Kukira Ferdi akan memohon kepada raja dan mengakui dirinya bersalah. Jujur adalah sebuah pengecualian di sini. Kalau tersangka sudah mengakui perbuatannya, maka dia hanya perlu mengembalikan harta itu dan tidak akan dieksekusi. Namun pria itu mencabut pedangnya dan tersenyum ke arah anak kecil yang gemetaran. Dia sungguh berniat membunuhnya.

"Aku akan mewakili anak ini." Darrel melompat di antara si bocah dan Ferdi. Dia membungkukkan kepalanya ke arah raja dan Erwin, meminta izin.

Jika Darrel masih anak kecil yang kukenal dulu. Aku akan menarik dan melarangnya bertarung.
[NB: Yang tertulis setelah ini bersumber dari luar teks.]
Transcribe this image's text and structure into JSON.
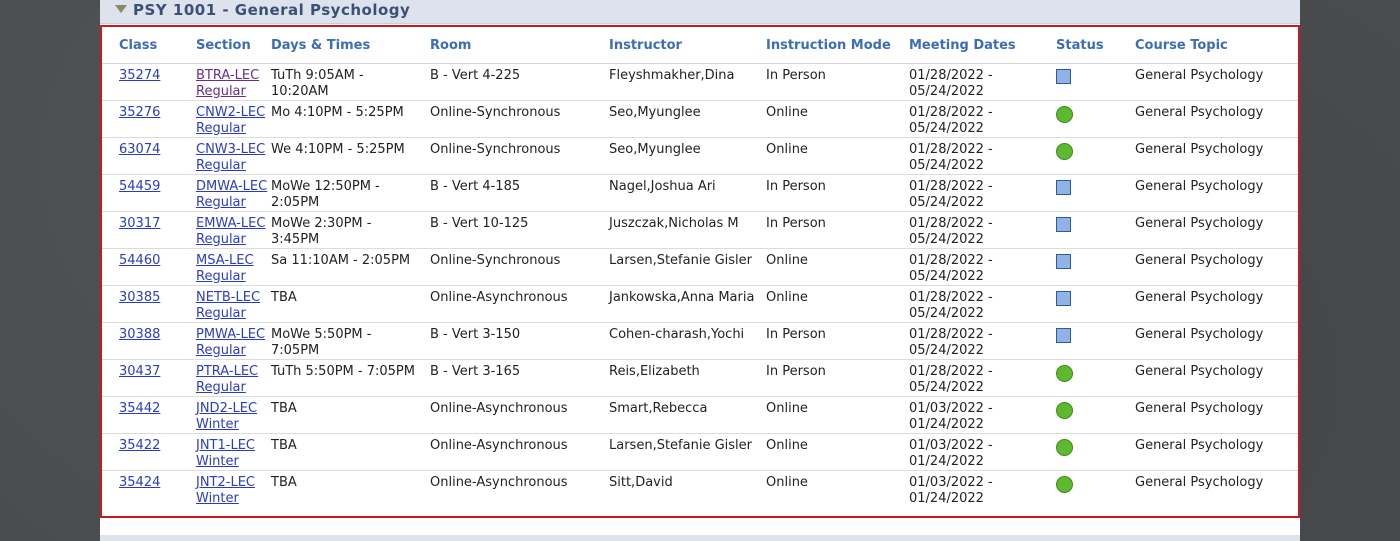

Tetapi sekarang ia sudah dewasa, aku akan membiarkan dia membuat beberapa keputusan atas kemauannya sendiri. Tidak ada yang pasti di dunia ini. Sesekali kaum Bawah benar soal takdir, yang benarlah yang akan memenangi pertarungan. Aku tidak yakin Darrel bisa mengalahkan Ferdi yang tubuhnya ibarat baja dan besi. Tetapi aku yakin kalau anak kecil itu berkata jujur.

Meskipun begitu, aku ingin sekali melarangnya karena pertarungan ini antara terbunuh dan membunuh. Darrel tidak pernah membunuh siapa-siapa. Bahkan saat menjarah kota dan perkampungan di benua lain, dia hanya memukul sampai tumbang. Sedikit mencederai tetapi tidak pernah membuat musuhnya mati.

Raja mengangguk. Keputusan sudah dibuat dan aku harus menyaksikan apa yang akan disuguhkan takdir.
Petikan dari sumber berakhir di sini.